Evidence for his prediction can be found in towns and cities across
Venezuela that have been hit by an outbreak of looting and mob violence. Angry about empty supermarket shelves and soaring prices, some people are breaking into warehouses, ransacking food trucks and invading outlying farms.
During the first 11 days of January the Venezuelan Observatory for Social Conflict, a Caracas rights group, recorded 107 episodes of looting and several deaths in 19 of Venezuela’s 23 states.
But the figures don’t fully capture the level of desperation. Recent headlines from Venezuela read like notes from the apocalypse:
- On Margarita Island dozens of people waded into the ocean and forced their way aboard a fishing boat, making off with its catch of sardines
- In the city of Maracay, just west of Caracas, thieves broke into a veterinary school, stole two pregnant thoroughbred horses and slaughtered them for meat.

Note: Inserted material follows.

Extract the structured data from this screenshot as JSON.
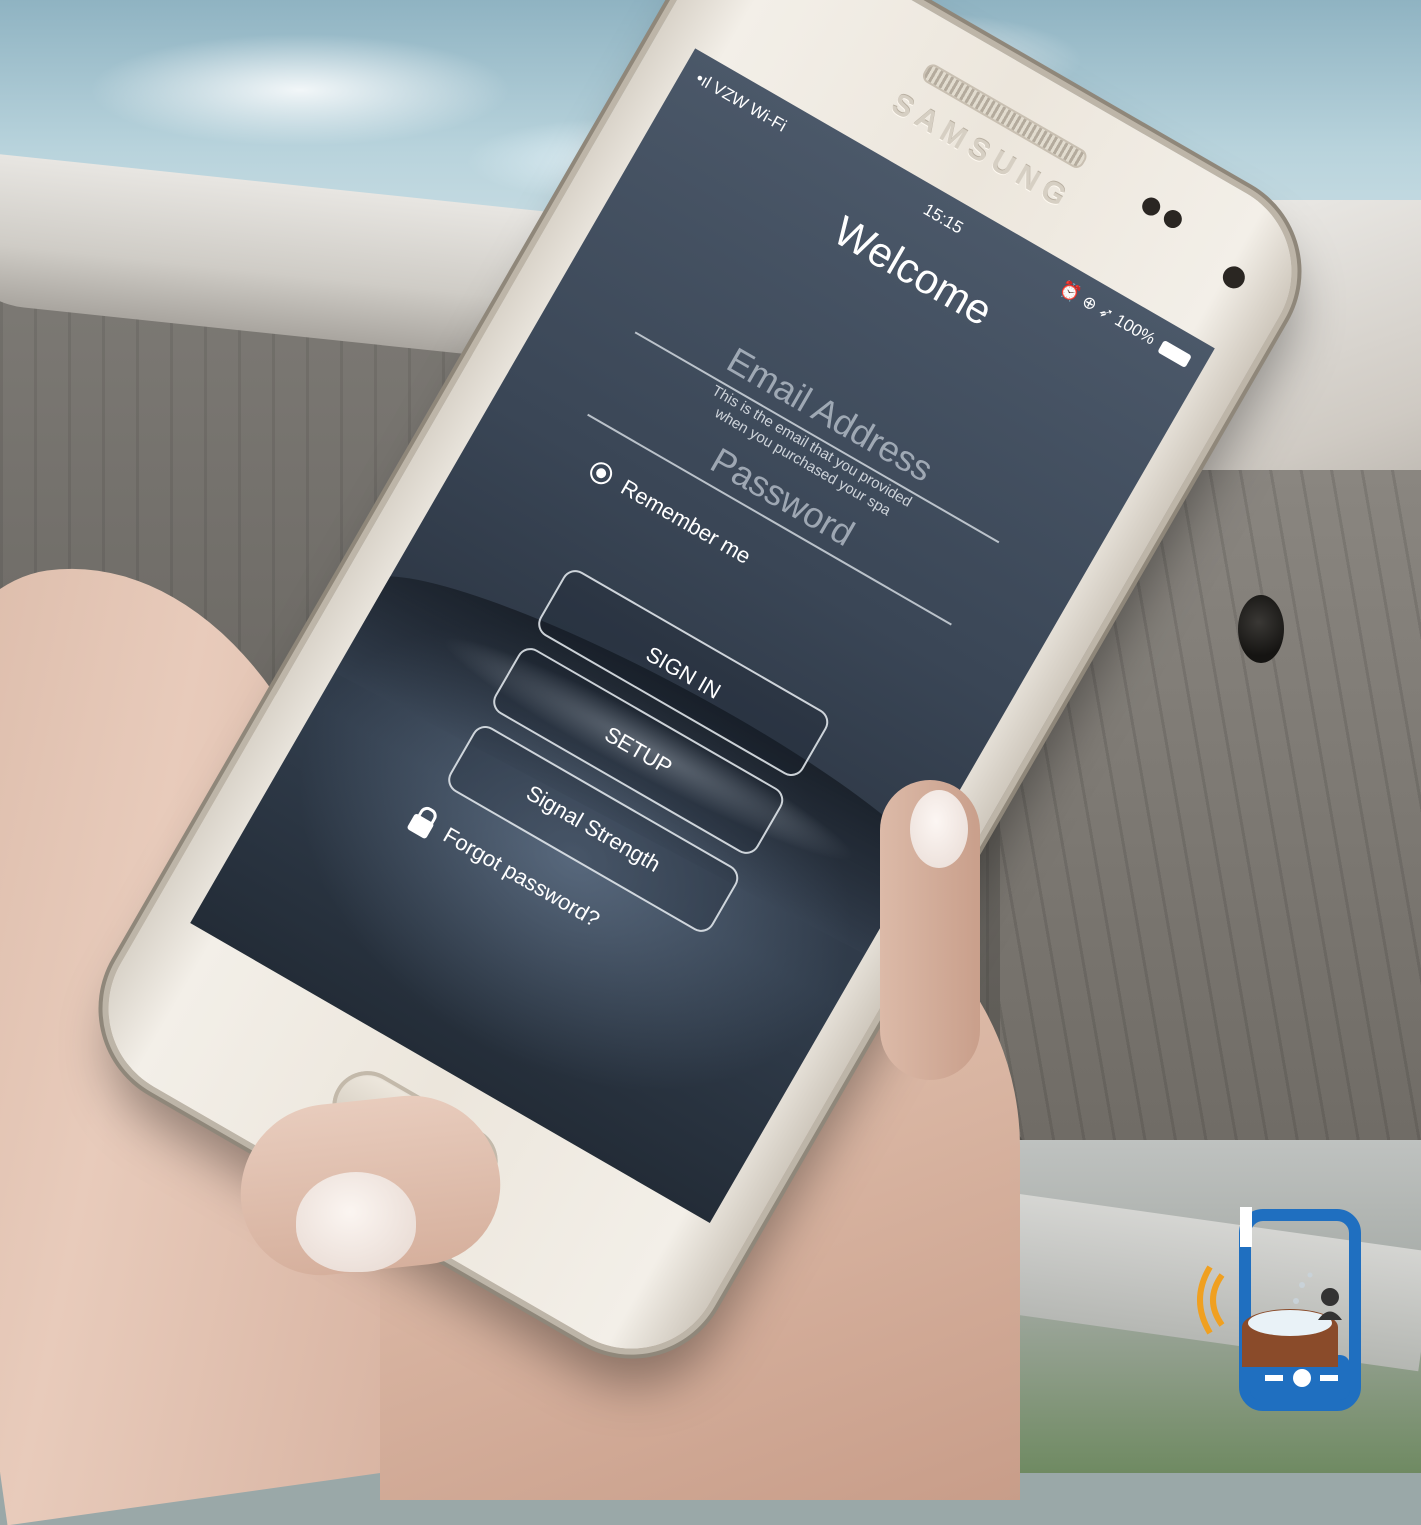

- A recent video from the western state of Mérida shows a group of people cornering a cow before stoning it to death as bystanders yell: “The people are hungry!”
There have been previous incidents of looting but analysts fear that the current wave could linger amid the Venezuela’s economic freefall.

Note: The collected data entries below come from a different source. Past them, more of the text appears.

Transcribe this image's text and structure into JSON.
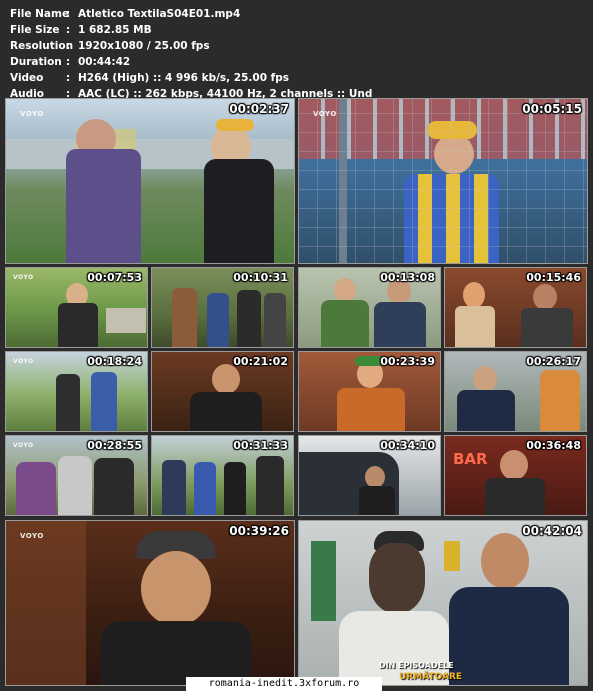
{
  "info": [
    {
      "key": "File Name",
      "sep": ":",
      "value": "Atletico TextilaS04E01.mp4"
    },
    {
      "key": "File Size",
      "sep": ":",
      "value": "1 682.85 MB"
    },
    {
      "key": "Resolution",
      "sep": ":",
      "value": "1920x1080 / 25.00 fps"
    },
    {
      "key": "Duration",
      "sep": ":",
      "value": "00:44:42"
    },
    {
      "key": "Video",
      "sep": ":",
      "value": "H264 (High) :: 4 996 kb/s, 25.00 fps"
    },
    {
      "key": "Audio",
      "sep": ":",
      "value": "AAC (LC) :: 262 kbps, 44100 Hz, 2 channels :: Und"
    }
  ],
  "logo": "VOYO",
  "thumbnails": [
    {
      "time": "00:02:37"
    },
    {
      "time": "00:05:15"
    },
    {
      "time": "00:07:53"
    },
    {
      "time": "00:10:31"
    },
    {
      "time": "00:13:08"
    },
    {
      "time": "00:15:46"
    },
    {
      "time": "00:18:24"
    },
    {
      "time": "00:21:02"
    },
    {
      "time": "00:23:39"
    },
    {
      "time": "00:26:17"
    },
    {
      "time": "00:28:55"
    },
    {
      "time": "00:31:33"
    },
    {
      "time": "00:34:10"
    },
    {
      "time": "00:36:48"
    },
    {
      "time": "00:39:26"
    },
    {
      "time": "00:42:04"
    }
  ],
  "scene_text": {
    "bar_sign": "BAR",
    "caption_line1": "DIN EPISOADELE",
    "caption_line2": "URMĂTOARE"
  },
  "footer": "romania-inedit.3xforum.ro"
}
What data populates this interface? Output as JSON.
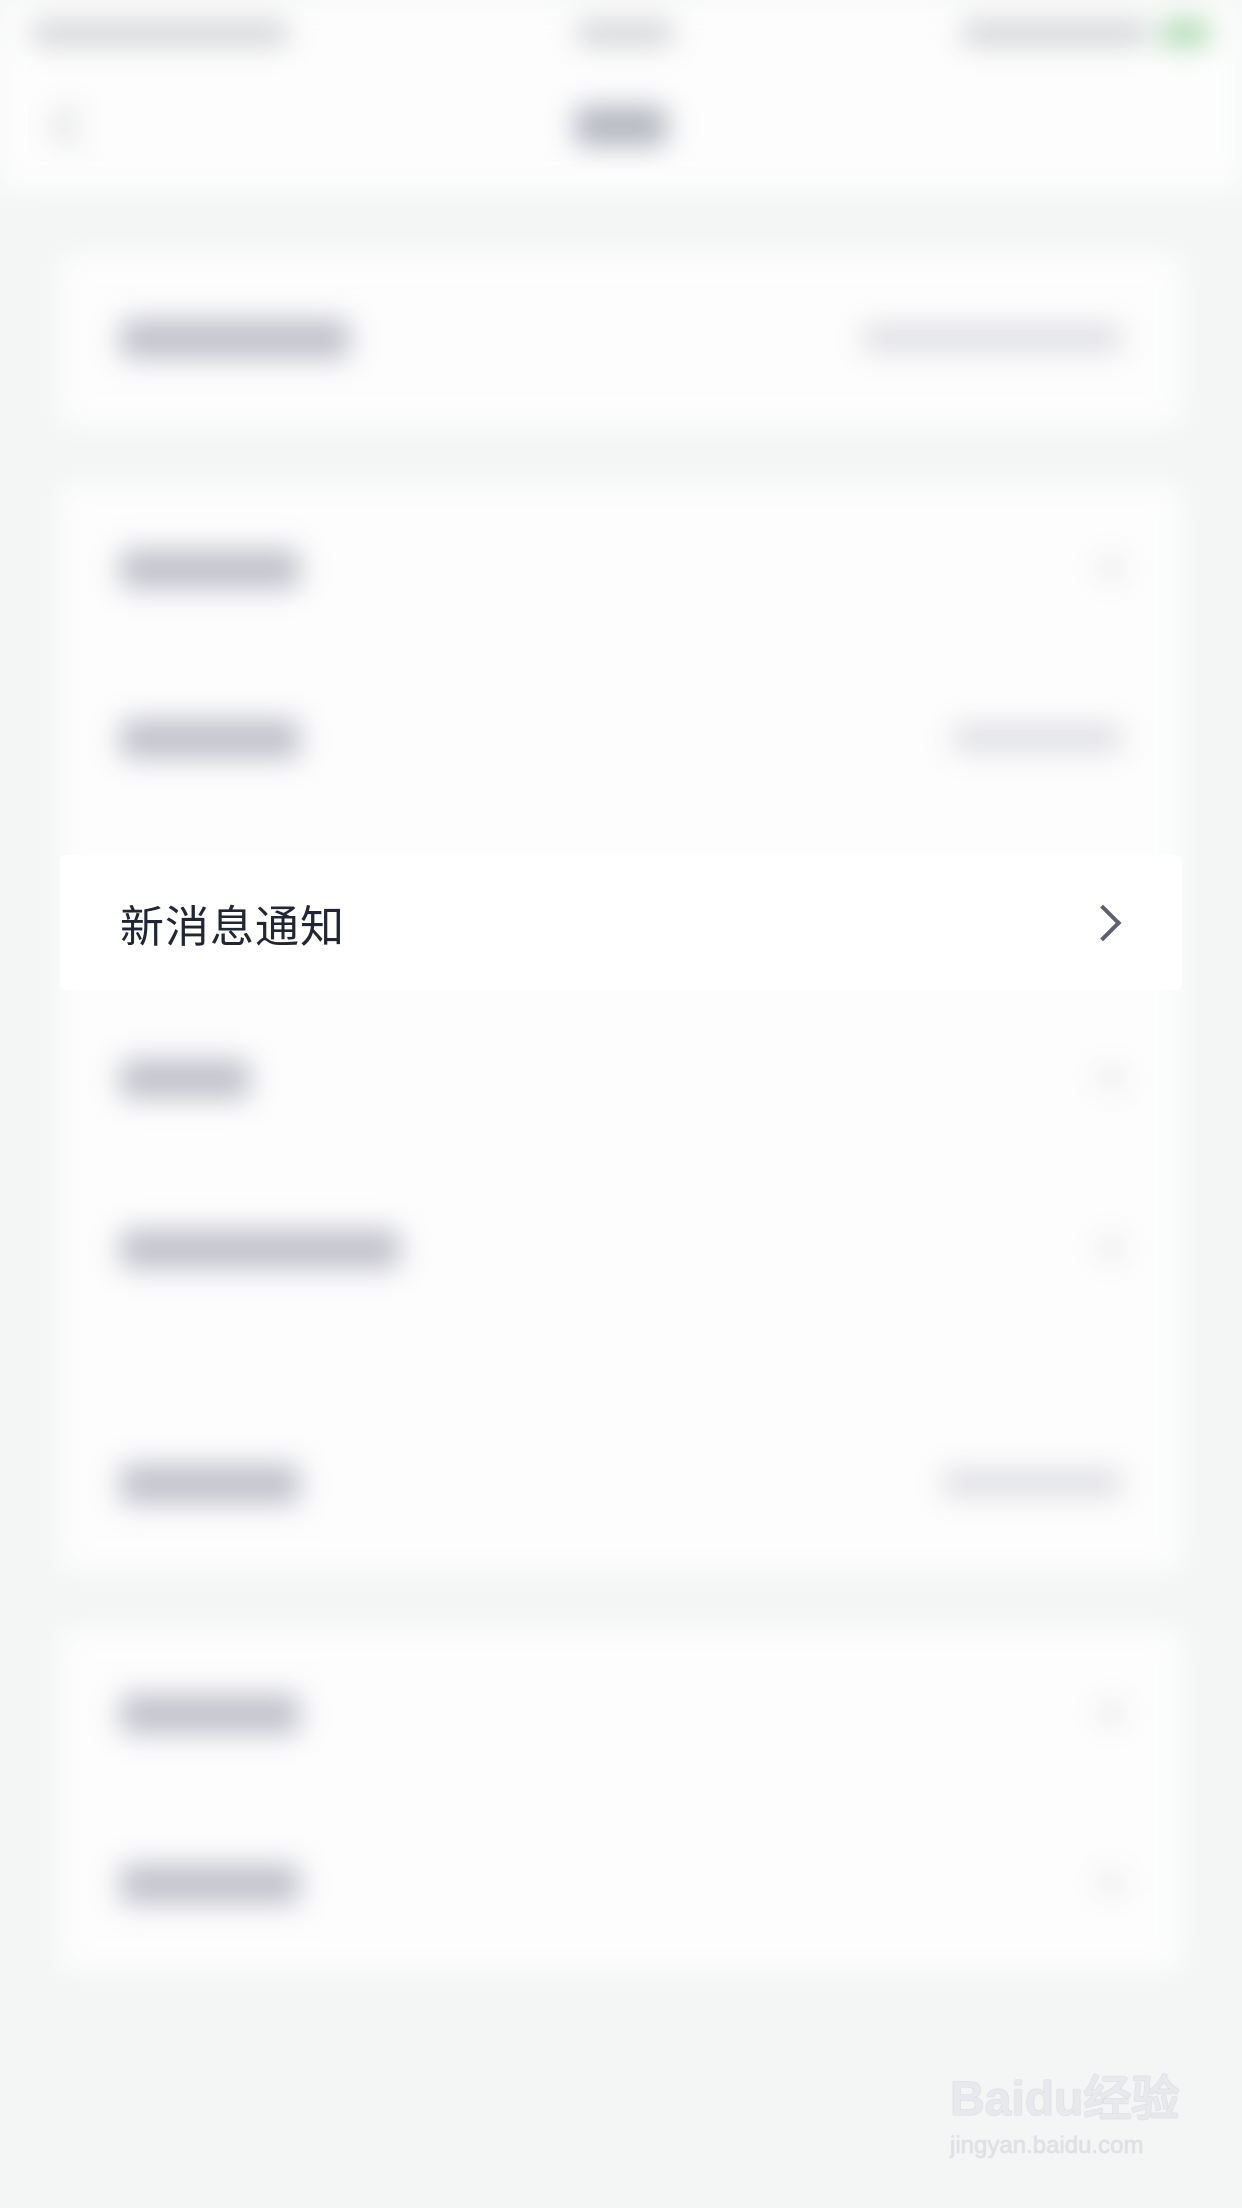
{
  "focused_row": {
    "label": "新消息通知",
    "icon": "chevron-right-icon"
  },
  "watermark": {
    "logo_text": "Baidu经验",
    "url": "jingyan.baidu.com"
  },
  "colors": {
    "background": "#f4f5f5",
    "row_background": "#ffffff",
    "label_text": "#222533",
    "chevron": "#5f6170",
    "battery": "#9fd3a3"
  }
}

President Nicolás Maduro blames the country’s woes on an “economic war” against his government by rightwingers and foreign interests.
But his critics say his government has disrupted domestic food production by expropriating farms and factories. Meanwhile, price controls designed to make food more widely available to poorer people have had the opposite effect: many prices have been set below the cost of production, forcing food producers out of business.
Meanwhile the government has less cash to import food because of its mismanagement of the oil sector, where production has fallen to a 29-year low. Hyperinflation and the collapse of the currency have put the prices of foodstuffs available on the black market beyond the reach of many families.
But rather than reforming the economy, the government has resorted to handouts and far-fetched schemes.
A newly formed ministry of urban farming encourages people to grow tomatoes and raise chickens on their patios and rooftops.
Another campaign encourages Venezuelans to breed rabbits for the table. At a recent news conference, Freddy Bernal, the urban farm minister, declared: “We need people to understand that a rabbit is not a pet. It’s two and a half kilos of meat.”
But as they grow thinner some Venezuelans insist they have a right to take matters into their own hands. That was the case in the western city of Maracaibo, where residents recently swarmed into the streets, stopped two trucks filled with flour and candy, and emptied them.
“We either loot or we die of hunger,” one of the looters, Maryoli Corniele, told Diario la Verdad, the local newspaper.
Sometimes the looting has been spontaneous. But in other cases the targeting of shops and food trucks appears to have been coordinated via chat groups on Facebook and Whatsapp. Security forces have largely stood by.
Although his bodega is located just down the street from a national guard post, Anatael said that his pleas for help were ignored. He scoffed at officers’ claims that they lacked enough troops to protect businesses.
“Whenever there are anti-government protests, they have more than enough teargas, tanks and troops to put them down,” he said. “But for us business people, there is no security.”